Por ejemplo, cuando se pregunta si dos platos, uno de metal, el otro en plástico, puestos dentro de la misma pieza, están a la misma temperatura, la mayor parte de los alumnos consideran que eso no es posible, la misma respuesta la preservan después de la enseñanza. (Engels & Driver, 1985). Tiberghein (1985) reporta igualmente que “materiales diferentes” (harina, clavos , agua) colocadas durante muchas horas dentro de un horno a 60º se encuentran, para la mayoría de los alumnos, a temperaturas diferentes.

Típicamente, “la harina está a menos de 60º porque la harina no se calienta mucho, los clavos están a más de 60º para que el hierro caliente más rápido, y el agua está a 60º porque toma la temperatura de su entorno”.

De la misma manera, no es evidente para los adolescentes que al calentar todo el material se produce un aumento de la temperatura. Así, siempre según Tiberghein, “antes de la enseñanza, solamente un tercio de los alumnos piensa que la temperatura de la arena, del azúcar y el agua aumenta desde el momento que son calentadas. Muchos de ellos predicen que la arena no será más caliente.” “porque la arena no puede calentarse”, pero el agua puede calentarse.

Para ellos, la capacidad de calentarse es una propiedad “natural” de las substancias particulares.
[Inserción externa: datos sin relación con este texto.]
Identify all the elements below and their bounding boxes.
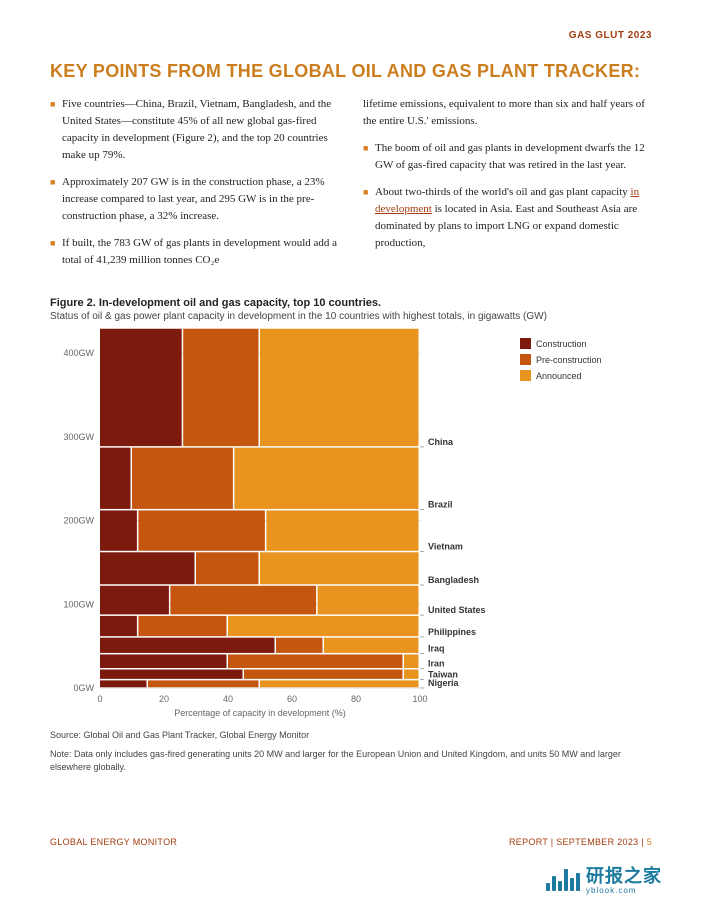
chart-svg: 0GW 100GW 200GW 300GW 400GW 0 20 40 60 80 100 Perce… (50, 328, 650, 723)
list-item: ■ About two-thirds of the world's oil an… (363, 184, 652, 252)
bullet-icon: ■ (50, 96, 62, 164)
footer-left: GLOBAL ENERGY MONITOR (50, 837, 177, 847)
page-footer: GLOBAL ENERGY MONITOR REPORT | SEPTEMBER… (50, 837, 652, 847)
footer-prefix: REPORT | SEPTEMBER 2023 | (509, 837, 644, 847)
svg-text:0GW: 0GW (73, 683, 94, 693)
svg-text:400GW: 400GW (63, 349, 94, 359)
figure-title: Figure 2. In-development oil and gas cap… (50, 297, 652, 309)
svg-text:Iran: Iran (428, 659, 445, 669)
body-columns: ■ Five countries—China, Brazil, Vietnam,… (50, 96, 652, 279)
header-tag: GAS GLUT 2023 (50, 30, 652, 41)
svg-text:Vietnam: Vietnam (428, 542, 463, 552)
footer-right: REPORT | SEPTEMBER 2023 | 5 (509, 837, 652, 847)
svg-text:200GW: 200GW (63, 516, 94, 526)
bullet-icon: ■ (50, 235, 62, 269)
svg-text:Pre-construction: Pre-construction (536, 355, 602, 365)
bullet-text: Five countries—China, Brazil, Vietnam, B… (62, 96, 339, 164)
svg-text:40: 40 (223, 694, 233, 704)
svg-text:100GW: 100GW (63, 600, 94, 610)
svg-text:20: 20 (159, 694, 169, 704)
figure-note: Note: Data only includes gas-fired gener… (50, 748, 652, 773)
bullet-text: The boom of oil and gas plants in develo… (375, 140, 652, 174)
svg-text:Construction: Construction (536, 339, 587, 349)
figure-source: Source: Global Oil and Gas Plant Tracker… (50, 729, 652, 742)
right-column: lifetime emissions, equivalent to more t… (363, 96, 652, 279)
svg-text:300GW: 300GW (63, 432, 94, 442)
svg-text:60: 60 (287, 694, 297, 704)
svg-text:United States: United States (428, 606, 486, 616)
bullet-text: Approximately 207 GW is in the construct… (62, 174, 339, 225)
svg-text:Bangladesh: Bangladesh (428, 575, 479, 585)
svg-text:0: 0 (97, 694, 102, 704)
bullet-text-with-link: About two-thirds of the world's oil and … (375, 184, 652, 252)
svg-text:100: 100 (412, 694, 427, 704)
svg-text:Announced: Announced (536, 371, 582, 381)
bullet-icon: ■ (50, 174, 62, 225)
svg-text:Nigeria: Nigeria (428, 678, 460, 688)
inline-link[interactable]: in development (375, 186, 639, 215)
footer-page: 5 (647, 837, 652, 847)
svg-text:Iraq: Iraq (428, 644, 445, 654)
chart-container: 0GW 100GW 200GW 300GW 400GW 0 20 40 60 80 100 Perce… (50, 328, 652, 723)
bullet-icon: ■ (363, 184, 375, 252)
svg-text:Brazil: Brazil (428, 500, 453, 510)
list-item: ■ Five countries—China, Brazil, Vietnam,… (50, 96, 339, 164)
svg-text:Percentage of capacity in deve: Percentage of capacity in development (%… (174, 708, 346, 718)
list-item: ■ Approximately 207 GW is in the constru… (50, 174, 339, 225)
svg-text:China: China (428, 437, 454, 447)
figure-subtitle: Status of oil & gas power plant capacity… (50, 311, 652, 322)
svg-text:80: 80 (351, 694, 361, 704)
svg-text:Philippines: Philippines (428, 627, 476, 637)
page-title: KEY POINTS FROM THE GLOBAL OIL AND GAS P… (50, 61, 652, 82)
watermark: 研报之家 yblook.com (546, 862, 662, 895)
watermark-bars-icon (546, 867, 580, 891)
list-item: ■ The boom of oil and gas plants in deve… (363, 140, 652, 174)
list-item: ■ If built, the 783 GW of gas plants in … (50, 235, 339, 269)
left-column: ■ Five countries—China, Brazil, Vietnam,… (50, 96, 339, 279)
bullet-text: If built, the 783 GW of gas plants in de… (62, 235, 339, 269)
bullet-icon: ■ (363, 140, 375, 174)
continuation-text: lifetime emissions, equivalent to more t… (363, 96, 652, 130)
watermark-cn: 研报之家 (586, 862, 662, 888)
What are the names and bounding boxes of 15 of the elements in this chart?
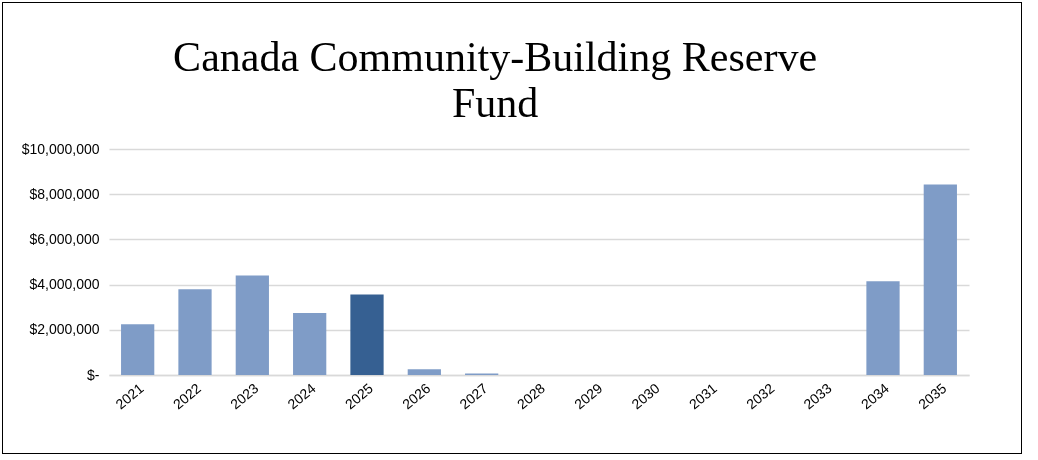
bar [866,281,900,375]
y-tick-label: $- [87,366,100,383]
bar [121,324,155,375]
bar [235,275,269,375]
bar [350,294,384,375]
bar [407,369,441,375]
bar [923,184,957,375]
y-tick-label: $2,000,000 [29,321,100,338]
bar [293,313,327,375]
chart-title: Canada Community-Building Reserve Fund [173,34,818,126]
y-tick-label: $10,000,000 [21,140,100,157]
y-tick-label: $4,000,000 [29,276,100,293]
y-tick-label: $6,000,000 [29,230,100,247]
y-tick-label: $8,000,000 [29,185,100,202]
bar [178,289,212,375]
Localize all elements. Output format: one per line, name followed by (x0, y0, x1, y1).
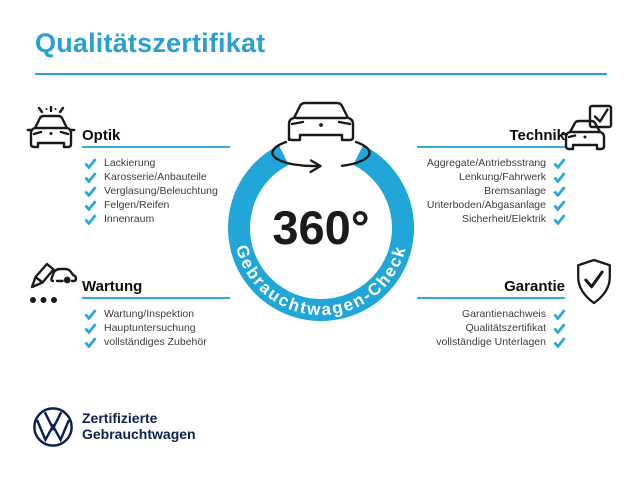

Después de la enseñanza, más del 50% de los alumnos reconocen que la temperatura de esas tres substancias aumenta, pero sin embargo este es un concepto muy difícil para ellos”.

Estas dificultades no son evidentes en las mezclas homogéneas de líquidos. En ese caso, la existencia de una temperatura final única es bien aceptada por los alumnos. La cuestión es predecir cualitativamente o cuantitativamente este valor final. Muchas investigaciones (Stavy & Berkovitz, 1980; Driver & Russel, 1981; Strauss, 1981; Engels, 1982) en ese sentido han utilizado las experiencias de mezcla entre las cantidades de agua de temperaturas iniciales idénticas o diferentes. En los dos casos, fueron solicitadas predicciones cualitativas y cuantitativas. El caso de las temperaturas iniciales idénticas se reveló más fácil a tratar, y las cuestiones cuantitativas más difíciles que las cualitativas. Las estrategias consisten en adicionar o sustraer las temperaturas iniciales han sido observadas en los alumnos de 16 años (Engels, 1982).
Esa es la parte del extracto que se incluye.